I refrained from pointing out that he might be considered one of the inactive grumblers. "What groups would you suggest, then?"

"The only one that comes to mind is the Church of the New Beginning," Henry replied. "I don't think much of Flynn Dobler, but he has a following. And he isn't stupid."

I considered Henry's suggestion. I knew a little bit about the Church of the New Beginning. "I thought those people just ignored the government and everything associated with it."

"Correct. But that's a very foolish strategy, Walter. Because what happens if this referendum is successful? Before long the government is in Charlestown and Concord and all the places it stays away from now. And then it'll demand taxes from Dobler's people, and force their children to go to public schools, and draft their young men, and then what's left of Dobler's new beginning? He knows all this. He knows he has a stake in what happens during the next couple of weeks. It wouldn't surprise me if he decided to do something about it."

Henry made sense. It wasn't much of a lead, maybe, but it was worth looking into. I stood up. "Thanks for your help, Henry.

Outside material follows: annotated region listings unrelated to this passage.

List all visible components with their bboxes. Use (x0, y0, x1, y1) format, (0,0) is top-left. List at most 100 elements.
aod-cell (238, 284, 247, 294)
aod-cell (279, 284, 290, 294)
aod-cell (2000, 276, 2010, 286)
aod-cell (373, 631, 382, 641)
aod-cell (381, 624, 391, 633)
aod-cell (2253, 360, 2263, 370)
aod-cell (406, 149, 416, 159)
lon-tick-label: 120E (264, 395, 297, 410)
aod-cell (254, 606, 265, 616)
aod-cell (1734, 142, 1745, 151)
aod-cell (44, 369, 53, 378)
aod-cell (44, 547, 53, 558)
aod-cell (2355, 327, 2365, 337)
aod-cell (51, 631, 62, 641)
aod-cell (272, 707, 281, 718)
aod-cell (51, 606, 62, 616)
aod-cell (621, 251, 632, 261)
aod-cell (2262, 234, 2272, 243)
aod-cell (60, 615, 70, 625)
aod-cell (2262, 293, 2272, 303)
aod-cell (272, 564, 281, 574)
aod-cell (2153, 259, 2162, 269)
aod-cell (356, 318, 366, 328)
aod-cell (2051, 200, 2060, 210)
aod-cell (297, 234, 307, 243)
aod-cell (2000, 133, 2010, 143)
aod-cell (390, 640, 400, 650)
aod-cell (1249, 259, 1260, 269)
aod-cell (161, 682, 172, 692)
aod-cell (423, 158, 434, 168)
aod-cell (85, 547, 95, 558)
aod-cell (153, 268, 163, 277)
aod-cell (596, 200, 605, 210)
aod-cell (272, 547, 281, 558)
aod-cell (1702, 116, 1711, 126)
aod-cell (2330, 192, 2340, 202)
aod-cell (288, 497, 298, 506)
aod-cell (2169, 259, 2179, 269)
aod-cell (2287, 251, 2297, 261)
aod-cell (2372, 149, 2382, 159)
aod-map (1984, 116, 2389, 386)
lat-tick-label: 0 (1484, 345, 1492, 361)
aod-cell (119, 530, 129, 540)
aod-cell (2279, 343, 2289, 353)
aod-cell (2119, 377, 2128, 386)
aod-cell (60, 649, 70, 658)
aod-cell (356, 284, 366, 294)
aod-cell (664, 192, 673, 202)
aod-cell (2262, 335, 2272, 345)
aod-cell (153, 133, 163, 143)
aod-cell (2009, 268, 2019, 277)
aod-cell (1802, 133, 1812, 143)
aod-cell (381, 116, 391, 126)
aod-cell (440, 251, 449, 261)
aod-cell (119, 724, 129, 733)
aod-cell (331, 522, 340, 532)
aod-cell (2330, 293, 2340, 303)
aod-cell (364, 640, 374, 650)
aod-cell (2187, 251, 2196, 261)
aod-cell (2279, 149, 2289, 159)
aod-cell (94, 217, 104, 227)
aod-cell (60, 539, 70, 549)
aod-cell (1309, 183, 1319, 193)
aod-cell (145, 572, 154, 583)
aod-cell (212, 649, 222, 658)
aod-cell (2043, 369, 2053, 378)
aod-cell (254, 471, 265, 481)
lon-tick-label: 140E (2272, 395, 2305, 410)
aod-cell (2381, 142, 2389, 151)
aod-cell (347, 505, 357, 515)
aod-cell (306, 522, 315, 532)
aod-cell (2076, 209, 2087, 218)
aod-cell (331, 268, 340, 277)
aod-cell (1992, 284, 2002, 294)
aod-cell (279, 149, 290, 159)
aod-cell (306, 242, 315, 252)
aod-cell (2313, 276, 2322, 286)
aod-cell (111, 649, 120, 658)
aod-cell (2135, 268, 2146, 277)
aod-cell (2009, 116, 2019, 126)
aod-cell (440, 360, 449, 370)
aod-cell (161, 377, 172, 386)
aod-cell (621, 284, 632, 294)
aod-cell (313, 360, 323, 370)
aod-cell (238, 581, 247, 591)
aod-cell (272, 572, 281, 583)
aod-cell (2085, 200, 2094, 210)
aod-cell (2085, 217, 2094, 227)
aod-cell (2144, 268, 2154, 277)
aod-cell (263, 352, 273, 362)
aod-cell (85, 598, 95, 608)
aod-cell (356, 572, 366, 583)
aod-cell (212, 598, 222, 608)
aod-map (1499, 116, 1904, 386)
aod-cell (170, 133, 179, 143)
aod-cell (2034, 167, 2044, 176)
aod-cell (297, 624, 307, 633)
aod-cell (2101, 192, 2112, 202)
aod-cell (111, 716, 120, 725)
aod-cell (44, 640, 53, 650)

If you hear of anything, will you let me know?"

Henry didn't seem happy. "I suppose," he said. "But we're even now. Don't expect me to compromise my principles like this again."

"You're a sweetheart, Henry. I'll let myself out."

Henry grunted a good-bye, and I made my way back downstairs. Ann waved to me from her sewing machine. "How was he?" she asked.

"The usual. When are you going to run away from him and move in with a nice guy like me?"

She considered. "As soon as he finishes his book." I rolled my eyes. "What a waste. No wonder he's never going to finish it."

"Someday," she said. "Don't be a stranger, Walter."

"I won't."

I went out through the shop, unlocked my bicycle, and got on.

I hadn't pedaled fifty feet before I knew I was in big trouble.

 

 

 

Chapter 5

 

Rounding the corner on foot were two of O'Malley's lieutenants: Pete Santoro and Eddie Grimes. They recognized me as soon as I recognized them. They smiled. I turned and started pedaling in the opposite direction.

The opposite direction was uphill, however, and I didn't get very far before a large hand grabbed the back of my jersey and pulled me off my bike.

The hand belonged to Santoro. He was a big man with a black beard, glittering eyes, and a gap-toothed grin. With an earring and a sword he would have made an excellent pirate. His friend Eddie Grimes was also big—O'Malley liked the brawny type—but he had red hair and so many freckles they looked like a disease. Maybe they were a disease. He stood in front of me while Santoro twisted the neck of my jersey. "What're you doing here, asshole?" he said.